Le identità collettive sono un’arma potente, qualcosa con cui, soprattutto di questi tempi, bisogna fare i conti. Nel caso di Jimmy rimango ambivalente: da un lato ammiro il potenziale che i mods hanno, e la cui carica violenta e distruttiva non è che un aspetto tra gli altri. Dall'altro però ho la sensazione che tutta quell'energia sia sprecata. Jimmy contesta della società quello, grosso modo, che contesterei io, solo che non se ne rende conto. Un posto di merda e una vita destinata alla tristezza e alla solitudine del piccolo agio, quale quella ricevuta in eredità da lui va stretta. Jimmy però non ha cercato un modo di vivere alternativo e conforme ai suoi ideali e non l'ha fatto, credo, perché neanche sapeva quali fossero i suoi ideali: sapeva che era un mod, che aveva dei nemici, degli amici, e che la vita a cui era destinato non gli andava bene. Quello che mi viene da criticare a questi pseudomovimenti è esattamente questo: hanno la capacità di reagire, di sentire che ci sono cose che non vanno, ma non elaborano mai nulla, tutto si perde nei contorni fumosi della libertà di gusti, di pensiero, di espressione, di "stili di vita" ("Quadrophenia: A Way of Life").

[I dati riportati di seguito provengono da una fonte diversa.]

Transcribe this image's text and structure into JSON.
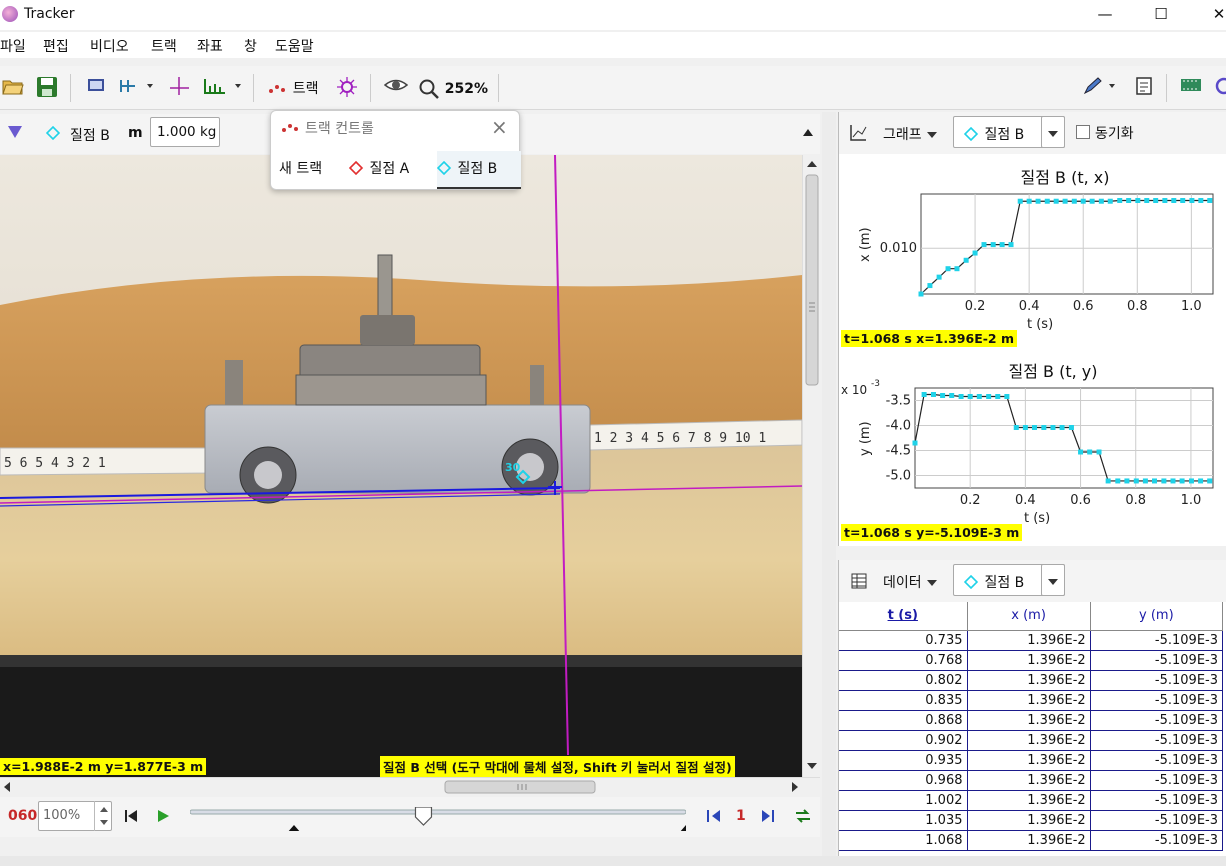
{
  "app": {
    "title": "Tracker",
    "window_buttons": [
      "—",
      "☐",
      "✕"
    ]
  },
  "menu": [
    "파일",
    "편집",
    "비디오",
    "트랙",
    "좌표",
    "창",
    "도움말"
  ],
  "toolbar": {
    "track_label": "트랙",
    "zoom_label": "252%"
  },
  "video_header": {
    "track_name": "질점 B",
    "mass_label": "m",
    "mass_value": "1.000 kg"
  },
  "track_control": {
    "title": "트랙 컨트롤",
    "new_track": "새 트랙",
    "tracks": [
      "질점 A",
      "질점 B"
    ]
  },
  "video": {
    "coord_readout": "x=1.988E-2 m  y=1.877E-3 m",
    "hint": "질점 B 선택 (도구 막대에 물체 설정, Shift 키 눌러서 질점 설정)",
    "point_label": "30",
    "ruler_digits_left": "5 6 5 4 3 2 1",
    "ruler_digits_right": "1 2 3 4 5 6 7 8 9 10 1"
  },
  "player": {
    "frame_start": "060",
    "rate": "100%",
    "step": "1",
    "slider_fraction": 0.47
  },
  "graph_panel": {
    "label": "그래프",
    "track": "질점 B",
    "sync_label": "동기화",
    "graphs": [
      {
        "title": "질점 B (t, x)",
        "ylabel": "x (m)",
        "xlabel": "t (s)",
        "readout": "t=1.068 s  x=1.396E-2 m",
        "yticks": [
          "0.010"
        ],
        "xticks": [
          "0.2",
          "0.4",
          "0.6",
          "0.8",
          "1.0"
        ],
        "multiplier": ""
      },
      {
        "title": "질점 B (t, y)",
        "ylabel": "y (m)",
        "xlabel": "t (s)",
        "readout": "t=1.068 s  y=-5.109E-3 m",
        "yticks": [
          "-3.5",
          "-4.0",
          "-4.5",
          "-5.0"
        ],
        "xticks": [
          "0.2",
          "0.4",
          "0.6",
          "0.8",
          "1.0"
        ],
        "multiplier": "x 10"
      }
    ]
  },
  "data_panel": {
    "label": "데이터",
    "track": "질점 B",
    "columns": [
      "t (s)",
      "x (m)",
      "y (m)"
    ],
    "rows": [
      [
        "0.735",
        "1.396E-2",
        "-5.109E-3"
      ],
      [
        "0.768",
        "1.396E-2",
        "-5.109E-3"
      ],
      [
        "0.802",
        "1.396E-2",
        "-5.109E-3"
      ],
      [
        "0.835",
        "1.396E-2",
        "-5.109E-3"
      ],
      [
        "0.868",
        "1.396E-2",
        "-5.109E-3"
      ],
      [
        "0.902",
        "1.396E-2",
        "-5.109E-3"
      ],
      [
        "0.935",
        "1.396E-2",
        "-5.109E-3"
      ],
      [
        "0.968",
        "1.396E-2",
        "-5.109E-3"
      ],
      [
        "1.002",
        "1.396E-2",
        "-5.109E-3"
      ],
      [
        "1.035",
        "1.396E-2",
        "-5.109E-3"
      ],
      [
        "1.068",
        "1.396E-2",
        "-5.109E-3"
      ]
    ]
  },
  "chart_data": [
    {
      "type": "scatter",
      "title": "질점 B (t, x)",
      "xlabel": "t (s)",
      "ylabel": "x (m)",
      "xlim": [
        0.0,
        1.08
      ],
      "ylim": [
        0.0062,
        0.0145
      ],
      "series": [
        {
          "x": [
            0.0,
            0.033,
            0.067,
            0.1,
            0.133,
            0.167,
            0.2,
            0.233,
            0.267,
            0.3,
            0.333,
            0.367,
            0.4,
            0.433,
            0.467,
            0.5,
            0.533,
            0.567,
            0.6,
            0.633,
            0.667,
            0.7,
            0.735,
            0.768,
            0.802,
            0.835,
            0.868,
            0.902,
            0.935,
            0.968,
            1.002,
            1.035,
            1.068
          ],
          "y": [
            0.0062,
            0.0069,
            0.0076,
            0.0083,
            0.0083,
            0.009,
            0.0096,
            0.0103,
            0.0103,
            0.0103,
            0.0103,
            0.0139,
            0.0139,
            0.0139,
            0.0139,
            0.0139,
            0.0139,
            0.0139,
            0.0139,
            0.0139,
            0.0139,
            0.0139,
            0.01396,
            0.01396,
            0.01396,
            0.01396,
            0.01396,
            0.01396,
            0.01396,
            0.01396,
            0.01396,
            0.01396,
            0.01396
          ]
        }
      ]
    },
    {
      "type": "scatter",
      "title": "질점 B (t, y)",
      "xlabel": "t (s)",
      "ylabel": "y (m)",
      "xlim": [
        0.0,
        1.08
      ],
      "ylim": [
        -0.00525,
        -0.00325
      ],
      "series": [
        {
          "x": [
            0.0,
            0.033,
            0.067,
            0.1,
            0.133,
            0.167,
            0.2,
            0.233,
            0.267,
            0.3,
            0.333,
            0.367,
            0.4,
            0.433,
            0.467,
            0.5,
            0.533,
            0.567,
            0.6,
            0.633,
            0.667,
            0.7,
            0.735,
            0.768,
            0.802,
            0.835,
            0.868,
            0.902,
            0.935,
            0.968,
            1.002,
            1.035,
            1.068
          ],
          "y": [
            -0.00435,
            -0.00338,
            -0.00338,
            -0.0034,
            -0.0034,
            -0.00342,
            -0.00342,
            -0.00342,
            -0.00342,
            -0.00342,
            -0.00342,
            -0.00404,
            -0.00404,
            -0.00404,
            -0.00404,
            -0.00404,
            -0.00404,
            -0.00404,
            -0.00453,
            -0.00453,
            -0.00453,
            -0.005109,
            -0.005109,
            -0.005109,
            -0.005109,
            -0.005109,
            -0.005109,
            -0.005109,
            -0.005109,
            -0.005109,
            -0.005109,
            -0.005109,
            -0.005109
          ]
        }
      ]
    }
  ]
}
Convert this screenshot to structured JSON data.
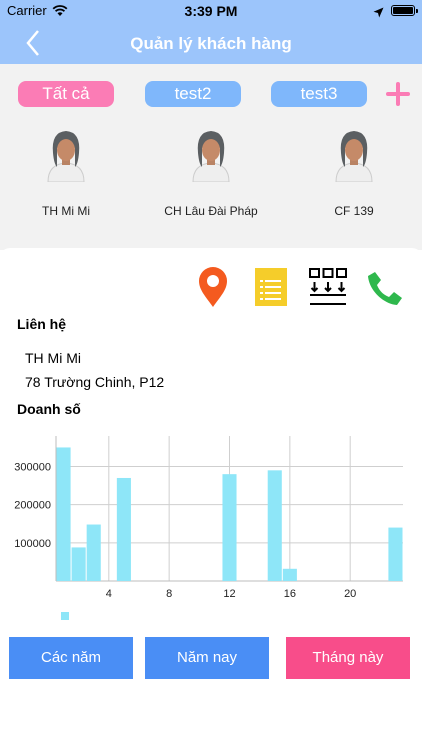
{
  "status_bar": {
    "carrier": "Carrier",
    "time": "3:39 PM"
  },
  "nav": {
    "title": "Quản lý khách hàng",
    "back_icon": "chevron-left-icon"
  },
  "tabs": [
    {
      "label": "Tất cả",
      "color": "#fb7cb5",
      "selected": true
    },
    {
      "label": "test2",
      "color": "#7fb7fb",
      "selected": false
    },
    {
      "label": "test3",
      "color": "#7fb7fb",
      "selected": false
    }
  ],
  "add_icon": "plus-icon",
  "customers": [
    {
      "name": "TH Mi Mi"
    },
    {
      "name": "CH Lâu Đài Pháp"
    },
    {
      "name": "CF 139"
    }
  ],
  "actions": [
    {
      "icon": "map-pin-icon",
      "color": "#f45a1f"
    },
    {
      "icon": "document-icon",
      "color": "#f5cd2a"
    },
    {
      "icon": "grid-download-icon",
      "color": "#000000"
    },
    {
      "icon": "phone-icon",
      "color": "#2fb84d"
    }
  ],
  "contact": {
    "label": "Liên hệ",
    "name": "TH Mi Mi",
    "address": "78 Trường Chinh, P12"
  },
  "sales": {
    "label": "Doanh số"
  },
  "chart_data": {
    "type": "bar",
    "title": "",
    "xlabel": "",
    "ylabel": "",
    "x": [
      1,
      2,
      3,
      5,
      12,
      15,
      16,
      23
    ],
    "values": [
      350000,
      88000,
      148000,
      270000,
      280000,
      290000,
      32000,
      140000
    ],
    "series_color": "#8ee6f8",
    "x_ticks": [
      4,
      8,
      12,
      16,
      20
    ],
    "y_ticks": [
      100000,
      200000,
      300000
    ],
    "xlim": [
      0.5,
      23.5
    ],
    "ylim": [
      0,
      380000
    ],
    "grid": true,
    "legend": {
      "position": "bottom-left",
      "entries": [
        ""
      ]
    }
  },
  "buttons": {
    "years": "Các năm",
    "this_year": "Năm nay",
    "this_month": "Tháng này"
  }
}
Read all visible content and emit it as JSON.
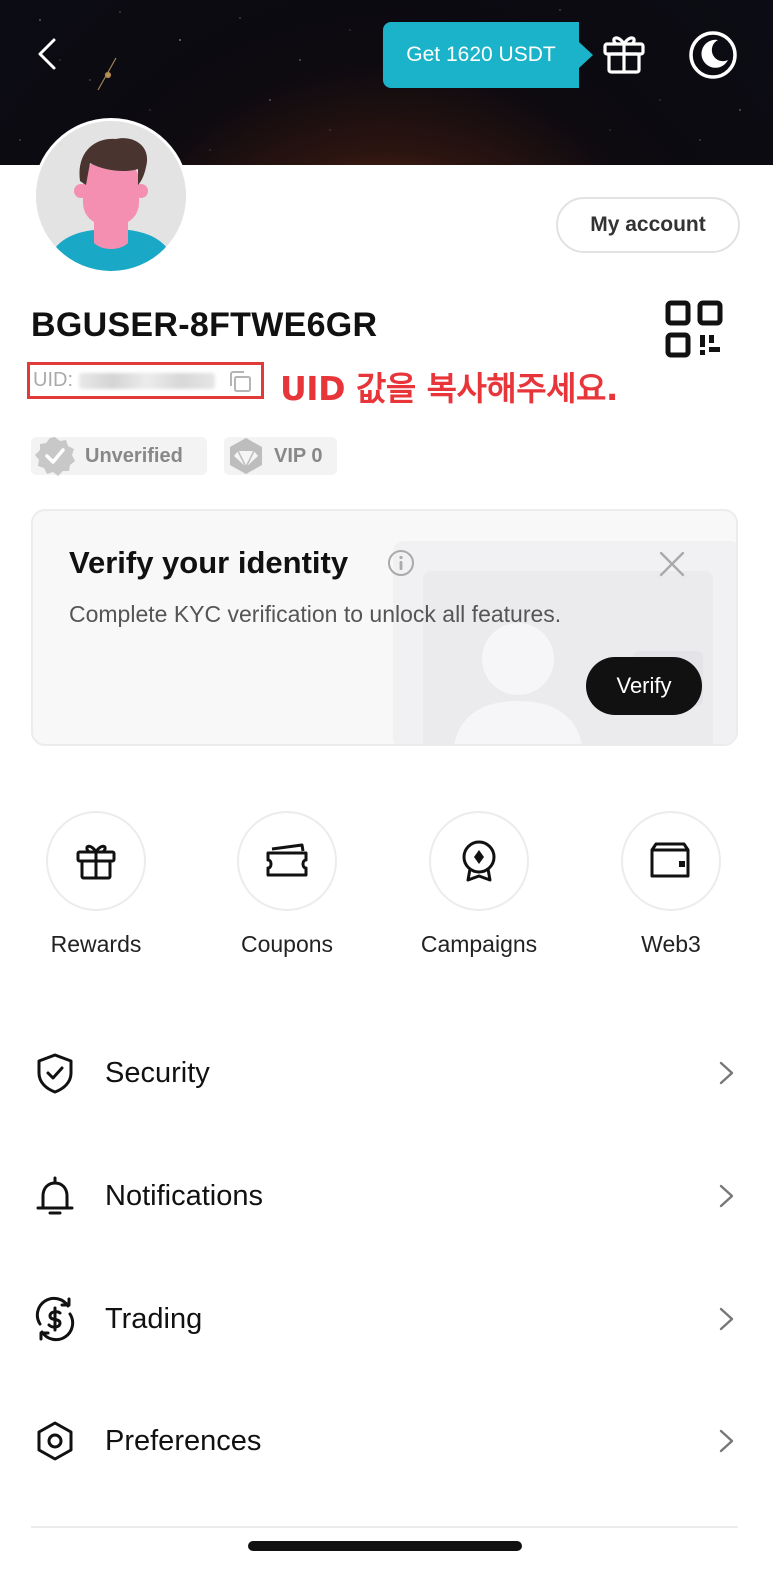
{
  "header": {
    "promo_label": "Get 1620 USDT",
    "icons": [
      "back-arrow-icon",
      "gift-icon",
      "moon-icon"
    ]
  },
  "profile": {
    "account_button": "My account",
    "username": "BGUSER-8FTWE6GR",
    "uid_label": "UID:",
    "uid_note": "UID 값을 복사해주세요.",
    "badges": [
      {
        "label": "Unverified",
        "icon": "verified-badge-icon"
      },
      {
        "label": "VIP 0",
        "icon": "diamond-icon"
      }
    ]
  },
  "kyc": {
    "title": "Verify your identity",
    "description": "Complete KYC verification to unlock all features.",
    "button": "Verify"
  },
  "actions": [
    {
      "label": "Rewards",
      "icon": "gift-icon"
    },
    {
      "label": "Coupons",
      "icon": "ticket-icon"
    },
    {
      "label": "Campaigns",
      "icon": "medal-icon"
    },
    {
      "label": "Web3",
      "icon": "wallet-icon"
    }
  ],
  "menu": [
    {
      "label": "Security",
      "icon": "shield-check-icon"
    },
    {
      "label": "Notifications",
      "icon": "bell-icon"
    },
    {
      "label": "Trading",
      "icon": "dollar-cycle-icon"
    },
    {
      "label": "Preferences",
      "icon": "hexagon-settings-icon"
    }
  ],
  "colors": {
    "promo": "#1ab3c9",
    "highlight_border": "#e03a3a",
    "highlight_text": "#e8353a",
    "primary_button": "#111111"
  }
}
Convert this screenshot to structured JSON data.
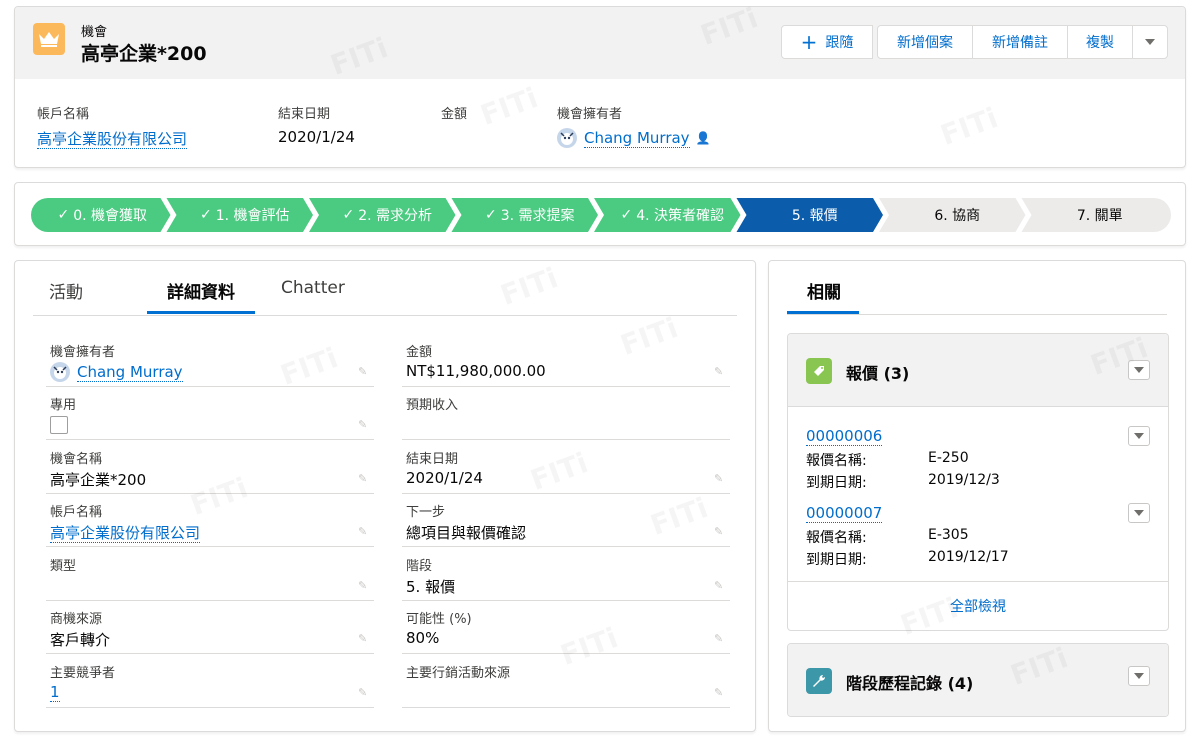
{
  "header": {
    "object_label": "機會",
    "record_title": "高亭企業*200",
    "buttons": {
      "follow": "跟隨",
      "new_case": "新增個案",
      "new_note": "新增備註",
      "clone": "複製"
    },
    "fields": {
      "account_label": "帳戶名稱",
      "account_value": "高亭企業股份有限公司",
      "close_label": "結束日期",
      "close_value": "2020/1/24",
      "amount_label": "金額",
      "owner_label": "機會擁有者",
      "owner_value": "Chang Murray"
    }
  },
  "path": {
    "stages": [
      {
        "label": "0. 機會獲取",
        "status": "complete"
      },
      {
        "label": "1. 機會評估",
        "status": "complete"
      },
      {
        "label": "2. 需求分析",
        "status": "complete"
      },
      {
        "label": "3. 需求提案",
        "status": "complete"
      },
      {
        "label": "4. 決策者確認",
        "status": "complete"
      },
      {
        "label": "5. 報價",
        "status": "current"
      },
      {
        "label": "6. 協商",
        "status": "incomplete"
      },
      {
        "label": "7. 關單",
        "status": "incomplete"
      }
    ],
    "complete_color": "#4bca81",
    "current_color": "#0b5cab",
    "incomplete_color": "#ecebea"
  },
  "tabs": {
    "activity": "活動",
    "details": "詳細資料",
    "chatter": "Chatter"
  },
  "details": {
    "owner_label": "機會擁有者",
    "owner_value": "Chang Murray",
    "amount_label": "金額",
    "amount_value": "NT$11,980,000.00",
    "private_label": "專用",
    "private_checked": false,
    "expected_label": "預期收入",
    "expected_value": "",
    "name_label": "機會名稱",
    "name_value": "高亭企業*200",
    "close_label": "結束日期",
    "close_value": "2020/1/24",
    "account_label": "帳戶名稱",
    "account_value": "高亭企業股份有限公司",
    "next_label": "下一步",
    "next_value": "總項目與報價確認",
    "type_label": "類型",
    "type_value": "",
    "stage_label": "階段",
    "stage_value": "5. 報價",
    "source_label": "商機來源",
    "source_value": "客戶轉介",
    "prob_label": "可能性 (%)",
    "prob_value": "80%",
    "competitor_label": "主要競爭者",
    "competitor_value": "1",
    "campaign_label": "主要行銷活動來源",
    "campaign_value": ""
  },
  "related": {
    "tab": "相關",
    "quotes": {
      "title": "報價 (3)",
      "items": [
        {
          "number": "00000006",
          "name_label": "報價名稱:",
          "name_value": "E-250",
          "exp_label": "到期日期:",
          "exp_value": "2019/12/3"
        },
        {
          "number": "00000007",
          "name_label": "報價名稱:",
          "name_value": "E-305",
          "exp_label": "到期日期:",
          "exp_value": "2019/12/17"
        }
      ],
      "view_all": "全部檢視"
    },
    "stage_history": {
      "title": "階段歷程記錄 (4)"
    }
  },
  "watermark": "FITi"
}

Da praticare, ovviamente, solo nel tempo libero, perché quando si lavora si lavora, e bisogna obbedire. E più si è costretti a obbedire, più ci si incazza fuori e più si idealizzano quelle poche finestre di comunanza e solidarietà, affinità, gioia, che si provano insieme agli altri. Salvo poi trovarsi incazzati, in mezzo a qualche macello, senza aver capito bene come tutto sia cominciato e come sia stato possibile arrivare fin là. Si, la sensazione di Jimmy, alla fine, credo sia più o meno questa. Ed è esattamente il tipo di sensazione che non voglio (più) provare.